Шрифт:
Закладка:
Когда Нерестам узнает, что она все еще намерена выйти замуж за Оросмане, у него возникает желание убить ее. Он соглашается, но настаивает, чтобы она приняла крещение; она соглашается. Он посылает ей записку, в которой назначает время и место церемонии; Оросман, не зная, что Нерестам — ее брат, принимает послание за любовную записку. Он настигает Заиру, когда она договаривается о встрече, закалывает ее, узнает, что предполагаемые любовники — брат и сестра, и убивает себя.
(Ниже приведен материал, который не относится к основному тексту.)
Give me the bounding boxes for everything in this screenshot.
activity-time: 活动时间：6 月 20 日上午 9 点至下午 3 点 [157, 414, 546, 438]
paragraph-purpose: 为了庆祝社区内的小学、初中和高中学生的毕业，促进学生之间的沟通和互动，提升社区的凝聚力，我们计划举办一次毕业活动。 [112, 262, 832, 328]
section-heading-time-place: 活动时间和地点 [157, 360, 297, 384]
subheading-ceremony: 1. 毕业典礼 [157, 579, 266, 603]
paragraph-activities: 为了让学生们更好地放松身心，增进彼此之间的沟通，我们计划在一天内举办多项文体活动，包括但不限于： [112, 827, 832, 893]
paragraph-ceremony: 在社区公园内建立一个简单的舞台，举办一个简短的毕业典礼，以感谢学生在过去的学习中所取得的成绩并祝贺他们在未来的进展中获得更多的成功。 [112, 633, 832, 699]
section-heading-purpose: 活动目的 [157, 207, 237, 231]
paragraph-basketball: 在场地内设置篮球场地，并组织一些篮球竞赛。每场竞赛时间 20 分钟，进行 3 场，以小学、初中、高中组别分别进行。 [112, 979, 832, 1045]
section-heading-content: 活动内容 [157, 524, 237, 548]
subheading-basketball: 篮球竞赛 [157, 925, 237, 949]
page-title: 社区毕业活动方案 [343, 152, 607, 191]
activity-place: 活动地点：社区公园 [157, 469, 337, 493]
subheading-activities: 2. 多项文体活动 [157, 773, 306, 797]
Остроумно задуманный, последовательно и драматично развитый сюжет, рассказанный плавным мелодичным стихом; и хотя сентиментальные пассажи сейчас кажутся излишними, мы можем понять, почему Париж принял Заира и Оросмана в свое сердце, и почему добрая печальная королева плакала, когда пьеса была представлена ко двору в Фонтенбло. Вскоре ее перевели и поставили в Англии, Италии и Германии. Теперь Вольтера называли величайшим из ныне живущих французских поэтов, достойным преемником Корнеля и Расина. Это не обрадовало Жана Батиста Руссо, французского поэта, живущего в изгнании в Брюсселе; он оценил «Заира» как «тривиальный и плоский… одиозный микс из благочестия и распутства». В ответ Вольтер написал длинное рассуждение в стихах «Храм вкуса» («Le Temple de goût»), в котором порицал Руссо и превозносил Мольера.
Его голова была устремлена к звездам, но он не переставал работать. Зимой 1732–33 годов он изучал математику и Ньютона со своей будущей жертвой Мопертюи, переписывал «Эрифилу», пересматривал «Заира» и «Карла XII», собирал материалы для «Век Людовика XIV», наносил последние штрихи на «Письма об англичанах», создавал новую пьесу «Аделаида» и писал бесчисленные мелочи — письма, комплименты, приглашения, эпиграммы, амурные частушки — все это блистало остроумием в гладко отшлифованных стихах. Когда умерла его щедрая хозяйка, госпожа де Фонтен-Мартель, он переехал в дом на Рю дю Лонг-Пойнт и занялся экспортом пшеницы. Затем, сочетая коммерцию с романтикой, он встретил (1733) Габриэль Эмилию Ле Тоннелье де Бретей, маркизу дю Шатле. С этой уникальной и предприимчивой женщиной его жизнь была связана до самой ее смерти.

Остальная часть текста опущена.